Northern Wisconsin Center Home Economics Class, c. 1930. Image courtesy of Wisconsin Historical Society, ID: 99239
Northern Wisconsin Center Home Economics Class, c. 1930. Image courtesy of Wisconsin Historical Society, ID: 99239
Children in Tenement Section, Chicago, 1923. Image courtesy of Wisconsin Historical Society, ID: 82770
Children in Tenement Section, Chicago, 1923. Image courtesy of Wisconsin Historical Society, ID: 82770

By 1890, the majority of Milwaukee’s Russian and Polish Jews lived in the city’s Second Ward, also known as the Haymarket District. Lizzie Black Kander worked as a truancy officer from 1890 to 1893, which gave her a front-row view of conditions in the impoverished Haymarket District. She reported, “there is no location in the city where the property is so cheap, rents so high, and accommodations so poor. Old buildings that were originally designed for one family are inhabited by many. Upstairs, downstairs, and damp, dark basements are divided and subdivided into apartments, with very little alterations.” She described the tenements as “a deplorable situation, threatening the moral and physical health of the people.”

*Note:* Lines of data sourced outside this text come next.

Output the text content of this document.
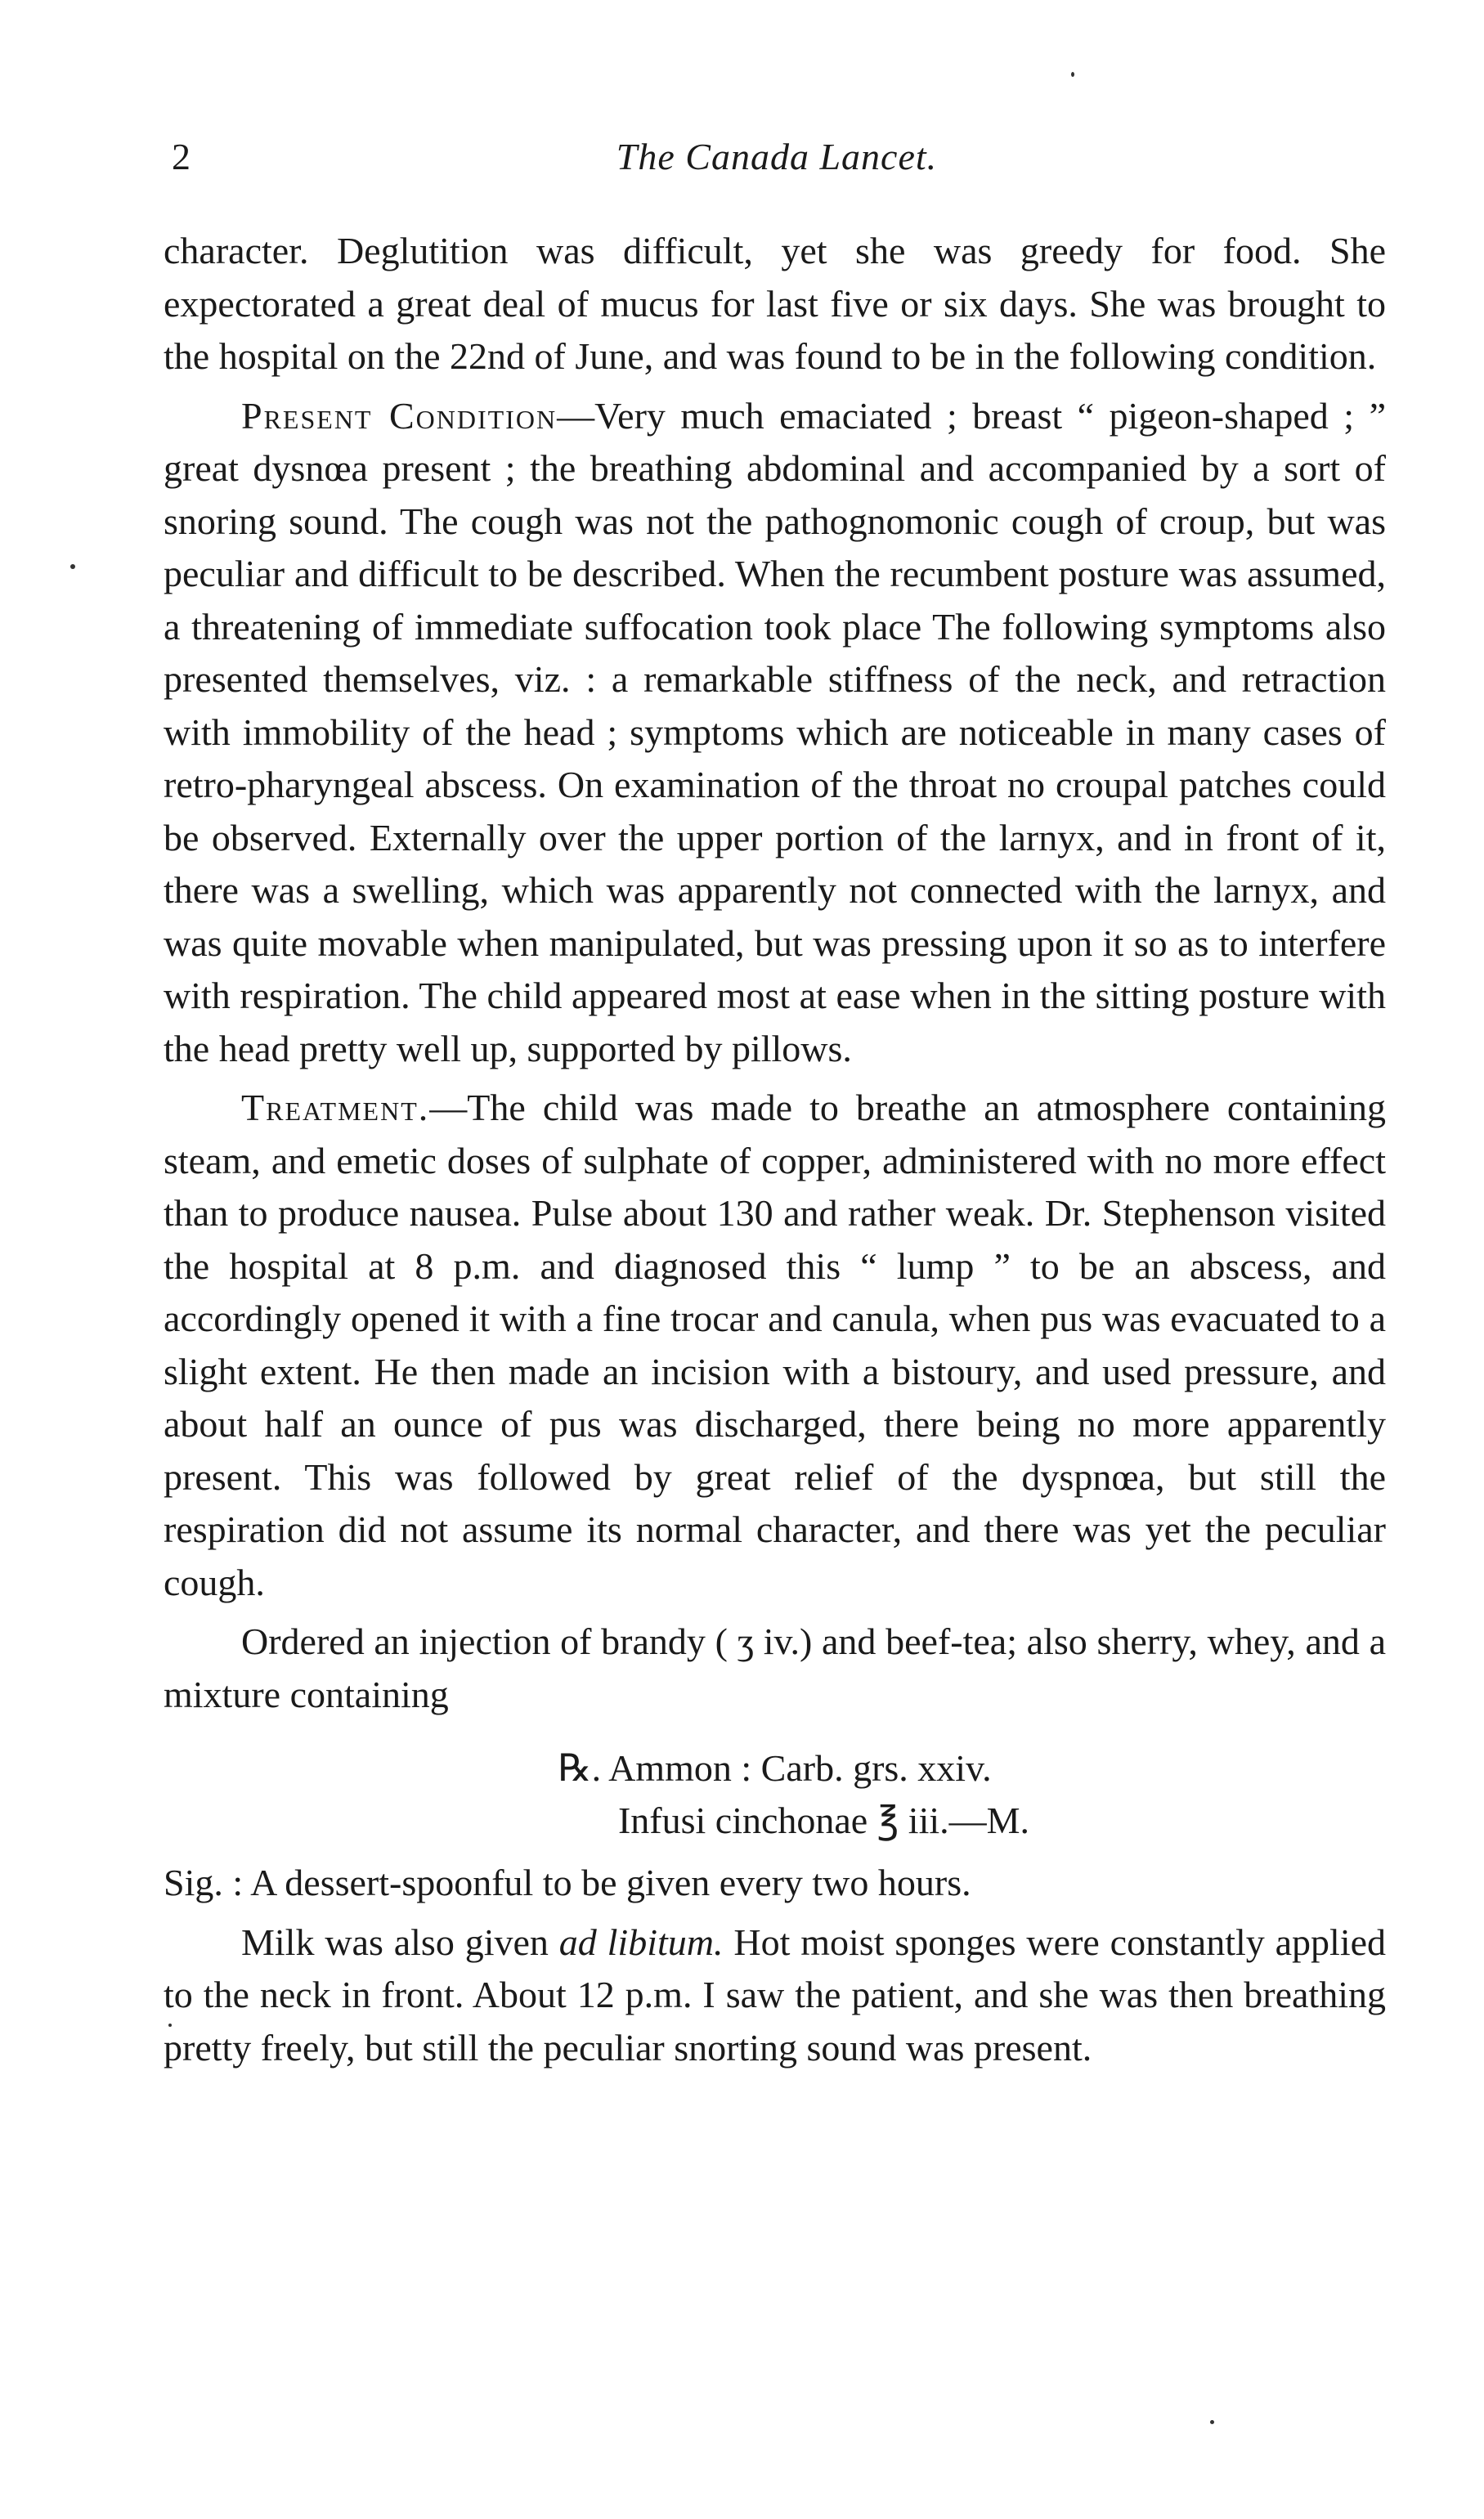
2	The Canada Lancet.

character. Deglutition was difficult, yet she was greedy for food. She expectorated a great deal of mucus for last five or six days. She was brought to the hospital on the 22nd of June, and was found to be in the following condition.

Present Condition—Very much emaciated ; breast “ pigeon-shaped ; ” great dysnœa present ; the breathing abdominal and accompanied by a sort of snoring sound. The cough was not the pathognomonic cough of croup, but was peculiar and difficult to be described. When the recumbent posture was assumed, a threatening of immediate suffocation took place The following symptoms also presented themselves, viz. : a remarkable stiffness of the neck, and retraction with immobility of the head ; symptoms which are noticeable in many cases of retro-pharyngeal abscess. On examination of the throat no croupal patches could be observed. Externally over the upper portion of the larnyx, and in front of it, there was a swelling, which was apparently not connected with the larnyx, and was quite movable when manipulated, but was pressing upon it so as to interfere with respiration. The child appeared most at ease when in the sitting posture with the head pretty well up, supported by pillows.

Treatment.—The child was made to breathe an atmosphere containing steam, and emetic doses of sulphate of copper, administered with no more effect than to produce nausea. Pulse about 130 and rather weak. Dr. Stephenson visited the hospital at 8 p.m. and diagnosed this “ lump ” to be an abscess, and accordingly opened it with a fine trocar and canula, when pus was evacuated to a slight extent. He then made an incision with a bistoury, and used pressure, and about half an ounce of pus was discharged, there being no more apparently present. This was followed by great relief of the dyspnœa, but still the respiration did not assume its normal character, and there was yet the peculiar cough.

Ordered an injection of brandy ( ʒ iv.) and beef-tea; also sherry, whey, and a mixture containing

℞. Ammon : Carb. grs. xxiv.
Infusi cinchonae ℥ iii.—M.

Sig. : A dessert-spoonful to be given every two hours.

Milk was also given ad libitum. Hot moist sponges were constantly applied to the neck in front. About 12 p.m. I saw the patient, and she was then breathing pretty freely, but still the peculiar snorting sound was present.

By 1894, Kander became the president of the Ladies Relief Sewing Society, an aid society that collected, mended, and provided clothing for needy families. Kander’s involvement in the Sewing Society became the foundation for her future activism and the blueprint for Milwaukee’s first settlement house.

In 1895, the Sewing Society became the Keep Clean Mission. Activities were held once a week in the basement of Temple B’ne Jeshurun—games, entertainment, and craft lessons to spread the gospel of cleanliness. Kander believed that good hygiene was the first step in elevating the new Jewish immigrants. In 1896, the organization’s name changed again to the Milwaukee Jewish Mission to better represent the variety of services they provided.

Cooking classes were introduced in 1898, a class of 18 girls all between the ages of 12 and 14. The cooking school quickly earned the reputation for being the only kosher cooking class outside on New York City. Instruction had to observe kosher practices to attract the Russian Orthodox students.

Temple B’ne Jeshurun hosted early classes of the Settlement in its basement. The building has since been demolished. Photo courtesy of the Jewish Museum Milwaukee
Temple B’ne Jeshurun hosted early classes of the Settlement in its basement. The building has since been demolished. Photo courtesy of the Jewish Museum Milwaukee

From the start, the cooking classes had been as popular as the sewing school. Although the sewing school strove to train professionals, the cooking school did not seek to professionalize its cooks. Instead, Kander focused on training “future mothers” to prepare a wide variety of nutritional meals on a budget—by giving her classes a copy of The Settlement Cook Book, Kander helped these mothers achieve these goals. Her classes also focused on housekeeping, cleanliness, and setting the table and serving meals properly.

Cuisine connects heavily with culture, and settlement house workers believed that immigrants’ eating habits demonstrated clear markers of cultural identity that had to be replaced for assimilation to occur. Kander recognized that the women in her classes could not prepare middle-class meals—they would not have the money. Instead, she taught her students to be spendthrift while still elevating their gentility. Kander believed these skills were just as essential for building “moral character.” The efforts of Kander and others at the Settlement House helped acculturate the new immigrants who found their way to Milwaukee.